L’admiration se porte aussi sur les hommes politiques tels Julius Nyerere, Kwame Nkrumah, les stars du sport comme Abedi Pelé ou George Weah et les musiciens, Miriam Makeba en tête, jamais sur des animateurs de télévision ou des acteurs de cinéma. Le sondage indique un fort taux de « sans opinion » et de « ne connaît pas » concernant le président algérien Abdelaziz Bouteflika, le chancelier allemand Gerhard Schröder et, dans une moindre mesure, le Français Jacques Chirac. Côté popularité, le chef de l’État américain
George Bush s’avère à peine plus populaire qu’Oussama Ben Laden, et le Premier ministre
anglais Tony Blair a bien du mal à redorer son blason.
Apprécier l’action d’un homme d’État ne signifie cependant pas que tous les citoyens ont une absolue confiance en leurs dirigeants. Face aux cinq problèmes les plus importants qu’ils classent de la façon suivante : pauvreté, sida, chômage, analphabétisme, corruption
et népotisme , 8 Africains sur 10 estiment positive l’action de leur gouvernement en matière d’éducation et de lutte contre le virus du sida, excepté au Mozambique (la moitié seulement). En revanche, il n’y a guère que les Kényans, les Rwandais et les Ghanéens pour trouver convaincante la façon dont est menée la lutte contre la corruption. Côté travail, seuls les Rwandais s’estiment satisfaits de l’action de l’État en faveur de
l’emploi.
Réalisme, donc, mais toujours teinté d’optimisme. Globalement, les Africains estiment que leur position sociale, leurs conditions et niveau de vie s’améliorent, bon an mal an. Que faire pour vivre encore mieux ? Ils sont conscients que leur continent constitue une
source majeure de matières premières pour le reste de la planète. Or diamants, cacao, café, pétrole et main-d’uvre sont cités comme principales richesses de l’Afrique par 17 % des personnes interrogées, avec toutefois une curieuse particularité : seuls 20 % des
Nigérians mentionnent le pétrole, alors que leur pays est le premier producteur du continent.
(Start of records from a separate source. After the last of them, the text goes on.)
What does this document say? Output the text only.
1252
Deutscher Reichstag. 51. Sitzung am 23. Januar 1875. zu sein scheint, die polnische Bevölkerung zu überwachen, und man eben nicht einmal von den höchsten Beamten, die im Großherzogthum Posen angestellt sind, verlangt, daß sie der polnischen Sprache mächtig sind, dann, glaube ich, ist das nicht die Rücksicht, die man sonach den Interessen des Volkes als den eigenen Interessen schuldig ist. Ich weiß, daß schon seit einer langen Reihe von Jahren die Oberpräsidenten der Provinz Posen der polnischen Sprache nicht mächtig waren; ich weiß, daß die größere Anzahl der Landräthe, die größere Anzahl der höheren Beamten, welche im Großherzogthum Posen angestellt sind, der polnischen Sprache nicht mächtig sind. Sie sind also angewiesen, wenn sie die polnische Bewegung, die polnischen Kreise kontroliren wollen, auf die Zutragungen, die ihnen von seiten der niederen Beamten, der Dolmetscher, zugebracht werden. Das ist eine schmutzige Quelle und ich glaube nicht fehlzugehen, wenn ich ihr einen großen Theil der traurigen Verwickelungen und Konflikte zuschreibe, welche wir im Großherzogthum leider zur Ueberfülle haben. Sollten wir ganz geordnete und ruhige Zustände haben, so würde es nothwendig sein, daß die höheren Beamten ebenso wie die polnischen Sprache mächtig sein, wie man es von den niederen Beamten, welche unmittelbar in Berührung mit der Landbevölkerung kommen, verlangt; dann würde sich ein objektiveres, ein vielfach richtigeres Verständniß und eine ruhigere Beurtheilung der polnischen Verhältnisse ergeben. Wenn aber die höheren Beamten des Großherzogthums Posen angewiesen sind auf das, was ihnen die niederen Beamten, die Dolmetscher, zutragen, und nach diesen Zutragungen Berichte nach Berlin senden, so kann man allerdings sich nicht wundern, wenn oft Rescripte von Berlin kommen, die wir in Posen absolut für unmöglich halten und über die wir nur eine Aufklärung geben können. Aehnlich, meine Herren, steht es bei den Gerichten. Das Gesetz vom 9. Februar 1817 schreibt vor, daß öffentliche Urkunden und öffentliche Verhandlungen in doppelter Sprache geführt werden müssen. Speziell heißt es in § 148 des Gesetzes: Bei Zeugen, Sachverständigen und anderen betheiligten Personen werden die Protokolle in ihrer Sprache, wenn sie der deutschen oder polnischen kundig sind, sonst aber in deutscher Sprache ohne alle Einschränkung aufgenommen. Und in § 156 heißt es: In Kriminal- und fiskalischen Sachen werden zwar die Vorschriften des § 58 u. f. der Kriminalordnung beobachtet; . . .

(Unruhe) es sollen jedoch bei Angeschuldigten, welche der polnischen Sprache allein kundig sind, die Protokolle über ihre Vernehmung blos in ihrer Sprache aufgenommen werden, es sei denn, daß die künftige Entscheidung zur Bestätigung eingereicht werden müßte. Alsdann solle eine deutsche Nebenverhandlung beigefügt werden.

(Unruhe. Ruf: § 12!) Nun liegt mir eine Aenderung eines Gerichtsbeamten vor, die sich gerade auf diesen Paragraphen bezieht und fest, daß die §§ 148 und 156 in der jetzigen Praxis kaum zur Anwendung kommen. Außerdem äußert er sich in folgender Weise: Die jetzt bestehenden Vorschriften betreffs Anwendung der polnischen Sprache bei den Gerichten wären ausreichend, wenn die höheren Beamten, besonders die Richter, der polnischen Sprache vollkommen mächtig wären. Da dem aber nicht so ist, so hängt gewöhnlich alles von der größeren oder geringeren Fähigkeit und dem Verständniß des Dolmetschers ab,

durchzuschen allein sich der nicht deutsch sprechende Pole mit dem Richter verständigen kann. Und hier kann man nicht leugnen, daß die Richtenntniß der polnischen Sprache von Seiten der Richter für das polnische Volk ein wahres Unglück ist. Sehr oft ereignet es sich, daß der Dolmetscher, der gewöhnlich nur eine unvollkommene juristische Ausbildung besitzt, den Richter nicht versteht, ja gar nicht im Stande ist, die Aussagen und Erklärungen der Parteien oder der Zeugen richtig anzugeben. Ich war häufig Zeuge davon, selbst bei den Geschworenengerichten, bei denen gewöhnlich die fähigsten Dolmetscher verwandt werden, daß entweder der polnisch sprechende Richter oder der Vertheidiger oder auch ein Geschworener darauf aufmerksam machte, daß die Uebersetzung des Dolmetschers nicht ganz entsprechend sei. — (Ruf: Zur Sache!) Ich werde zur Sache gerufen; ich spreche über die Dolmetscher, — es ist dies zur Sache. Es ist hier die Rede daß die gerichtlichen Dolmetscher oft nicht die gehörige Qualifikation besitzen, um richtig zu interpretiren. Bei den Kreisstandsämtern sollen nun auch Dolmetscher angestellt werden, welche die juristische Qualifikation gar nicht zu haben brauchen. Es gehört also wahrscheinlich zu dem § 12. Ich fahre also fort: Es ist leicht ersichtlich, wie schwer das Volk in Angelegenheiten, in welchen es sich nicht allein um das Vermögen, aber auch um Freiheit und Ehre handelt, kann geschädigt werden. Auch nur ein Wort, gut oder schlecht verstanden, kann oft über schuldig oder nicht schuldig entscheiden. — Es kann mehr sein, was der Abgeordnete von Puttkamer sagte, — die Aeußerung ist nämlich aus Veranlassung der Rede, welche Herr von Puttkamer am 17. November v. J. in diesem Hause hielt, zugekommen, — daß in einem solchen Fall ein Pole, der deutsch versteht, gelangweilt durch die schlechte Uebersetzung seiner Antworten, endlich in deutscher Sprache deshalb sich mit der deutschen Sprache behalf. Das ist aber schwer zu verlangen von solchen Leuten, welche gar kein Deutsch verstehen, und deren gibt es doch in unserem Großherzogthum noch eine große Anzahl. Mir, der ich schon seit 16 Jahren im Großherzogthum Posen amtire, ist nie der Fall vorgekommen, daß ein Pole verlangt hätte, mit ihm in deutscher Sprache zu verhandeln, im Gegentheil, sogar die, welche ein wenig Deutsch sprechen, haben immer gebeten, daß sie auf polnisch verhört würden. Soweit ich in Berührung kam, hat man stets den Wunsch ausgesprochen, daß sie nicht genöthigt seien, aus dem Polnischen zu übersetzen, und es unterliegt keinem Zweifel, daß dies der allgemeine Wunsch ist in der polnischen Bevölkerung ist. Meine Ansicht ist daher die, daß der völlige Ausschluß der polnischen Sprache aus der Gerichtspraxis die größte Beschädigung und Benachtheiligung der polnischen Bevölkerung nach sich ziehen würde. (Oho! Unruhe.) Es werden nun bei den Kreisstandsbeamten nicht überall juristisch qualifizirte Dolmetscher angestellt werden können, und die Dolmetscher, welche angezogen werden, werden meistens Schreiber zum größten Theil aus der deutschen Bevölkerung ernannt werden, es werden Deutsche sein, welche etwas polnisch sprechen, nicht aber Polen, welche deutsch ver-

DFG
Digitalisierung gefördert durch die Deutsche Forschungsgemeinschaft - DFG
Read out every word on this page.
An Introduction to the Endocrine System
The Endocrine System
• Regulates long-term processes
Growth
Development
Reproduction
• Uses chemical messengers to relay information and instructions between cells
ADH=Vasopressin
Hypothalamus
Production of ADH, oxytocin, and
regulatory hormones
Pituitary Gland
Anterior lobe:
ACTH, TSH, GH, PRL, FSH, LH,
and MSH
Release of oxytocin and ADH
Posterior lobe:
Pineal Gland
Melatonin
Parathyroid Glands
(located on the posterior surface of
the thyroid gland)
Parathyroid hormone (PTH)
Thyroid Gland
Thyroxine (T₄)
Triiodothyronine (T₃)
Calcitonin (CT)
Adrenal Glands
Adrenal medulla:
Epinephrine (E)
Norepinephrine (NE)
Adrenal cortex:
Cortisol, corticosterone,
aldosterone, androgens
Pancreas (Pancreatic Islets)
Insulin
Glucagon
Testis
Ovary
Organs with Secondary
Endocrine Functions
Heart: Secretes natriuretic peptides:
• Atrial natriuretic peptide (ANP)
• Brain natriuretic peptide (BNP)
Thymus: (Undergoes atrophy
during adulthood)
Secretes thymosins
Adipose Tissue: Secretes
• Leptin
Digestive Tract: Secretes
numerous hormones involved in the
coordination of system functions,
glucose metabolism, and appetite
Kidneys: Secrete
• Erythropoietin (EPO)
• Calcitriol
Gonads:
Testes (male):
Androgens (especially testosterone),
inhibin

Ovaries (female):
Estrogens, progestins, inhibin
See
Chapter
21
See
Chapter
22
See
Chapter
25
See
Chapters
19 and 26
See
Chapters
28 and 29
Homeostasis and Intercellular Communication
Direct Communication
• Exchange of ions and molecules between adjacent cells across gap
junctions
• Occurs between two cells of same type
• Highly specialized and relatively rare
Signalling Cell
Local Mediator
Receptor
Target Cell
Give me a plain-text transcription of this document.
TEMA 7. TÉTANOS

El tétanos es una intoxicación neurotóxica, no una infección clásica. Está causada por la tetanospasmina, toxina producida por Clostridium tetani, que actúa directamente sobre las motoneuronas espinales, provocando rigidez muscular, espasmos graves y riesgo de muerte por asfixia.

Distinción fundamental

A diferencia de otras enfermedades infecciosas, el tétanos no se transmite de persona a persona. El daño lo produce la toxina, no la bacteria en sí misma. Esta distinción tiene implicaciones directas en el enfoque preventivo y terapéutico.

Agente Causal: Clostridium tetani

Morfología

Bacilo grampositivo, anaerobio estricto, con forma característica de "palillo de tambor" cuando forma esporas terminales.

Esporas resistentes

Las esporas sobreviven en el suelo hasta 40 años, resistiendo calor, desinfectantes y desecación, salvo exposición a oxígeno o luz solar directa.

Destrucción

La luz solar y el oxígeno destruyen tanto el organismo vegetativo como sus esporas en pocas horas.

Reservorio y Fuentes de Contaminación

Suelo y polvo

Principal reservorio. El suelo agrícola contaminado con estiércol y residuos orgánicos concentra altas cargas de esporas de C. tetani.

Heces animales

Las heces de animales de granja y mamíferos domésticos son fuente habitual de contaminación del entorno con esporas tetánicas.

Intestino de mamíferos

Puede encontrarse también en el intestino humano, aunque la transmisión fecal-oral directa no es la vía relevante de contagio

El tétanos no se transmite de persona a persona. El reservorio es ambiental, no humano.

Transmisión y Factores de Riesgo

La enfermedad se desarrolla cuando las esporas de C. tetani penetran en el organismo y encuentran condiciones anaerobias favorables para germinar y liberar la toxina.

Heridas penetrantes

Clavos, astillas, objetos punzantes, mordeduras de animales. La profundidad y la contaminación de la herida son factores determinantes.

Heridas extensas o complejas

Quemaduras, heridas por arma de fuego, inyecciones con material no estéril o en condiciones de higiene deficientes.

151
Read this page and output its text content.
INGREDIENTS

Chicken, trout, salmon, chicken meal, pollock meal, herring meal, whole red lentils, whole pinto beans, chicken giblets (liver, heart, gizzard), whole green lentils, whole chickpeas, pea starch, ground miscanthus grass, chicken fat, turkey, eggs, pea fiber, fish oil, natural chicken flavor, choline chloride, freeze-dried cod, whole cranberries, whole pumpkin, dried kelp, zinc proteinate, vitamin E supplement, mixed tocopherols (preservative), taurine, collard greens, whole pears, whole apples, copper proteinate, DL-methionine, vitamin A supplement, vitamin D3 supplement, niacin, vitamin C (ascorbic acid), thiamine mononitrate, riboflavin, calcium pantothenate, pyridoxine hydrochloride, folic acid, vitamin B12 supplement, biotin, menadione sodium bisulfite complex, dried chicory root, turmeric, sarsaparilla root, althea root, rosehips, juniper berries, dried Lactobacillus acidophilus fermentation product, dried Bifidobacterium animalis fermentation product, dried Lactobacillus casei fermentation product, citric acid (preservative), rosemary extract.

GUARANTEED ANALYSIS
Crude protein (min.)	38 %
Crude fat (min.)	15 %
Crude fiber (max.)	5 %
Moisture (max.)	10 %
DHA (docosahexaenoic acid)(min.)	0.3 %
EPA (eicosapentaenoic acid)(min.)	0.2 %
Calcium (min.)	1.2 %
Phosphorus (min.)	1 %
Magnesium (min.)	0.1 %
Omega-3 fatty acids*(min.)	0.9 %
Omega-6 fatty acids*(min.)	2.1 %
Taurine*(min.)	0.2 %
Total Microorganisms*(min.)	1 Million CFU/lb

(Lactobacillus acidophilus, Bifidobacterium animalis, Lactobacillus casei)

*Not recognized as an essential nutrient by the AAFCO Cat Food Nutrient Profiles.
In fine, l’étude révèle un étonnant paradoxe : s’ils pouvaient choisir leur lieu de résidence, bien peu d’Africains s’établiraient dans leur propre pays, à peine 40 % de
Kényans, de Camerounais, de Tanzaniens et de Mozambicains et, en bas de l’échelle, 3 Ivoiriens et 2 Malawites sur 10. Où aller ? Certainement pas au Nigeria, éventuellement
en Afrique du Sud, mais bien plutôt aux États-Unis, en Grande-Bretagne, en France et au
Canada. Les musulmans choisissent volontiers l’Arabie saoudite (28 %).
Que conclure de ces données, sinon qu’il serait erroné de concevoir l’Afrique comme un continent à la dérive. Loin de considérer l’Occident comme une aide et un soutien indispensables, les Subsahariens comptent avant tout sur eux-mêmes, cultivent l’optimisme
et mobilisent leur énergie pour vaincre les difficultés. C’est pour eux la condition sine qua non du développement.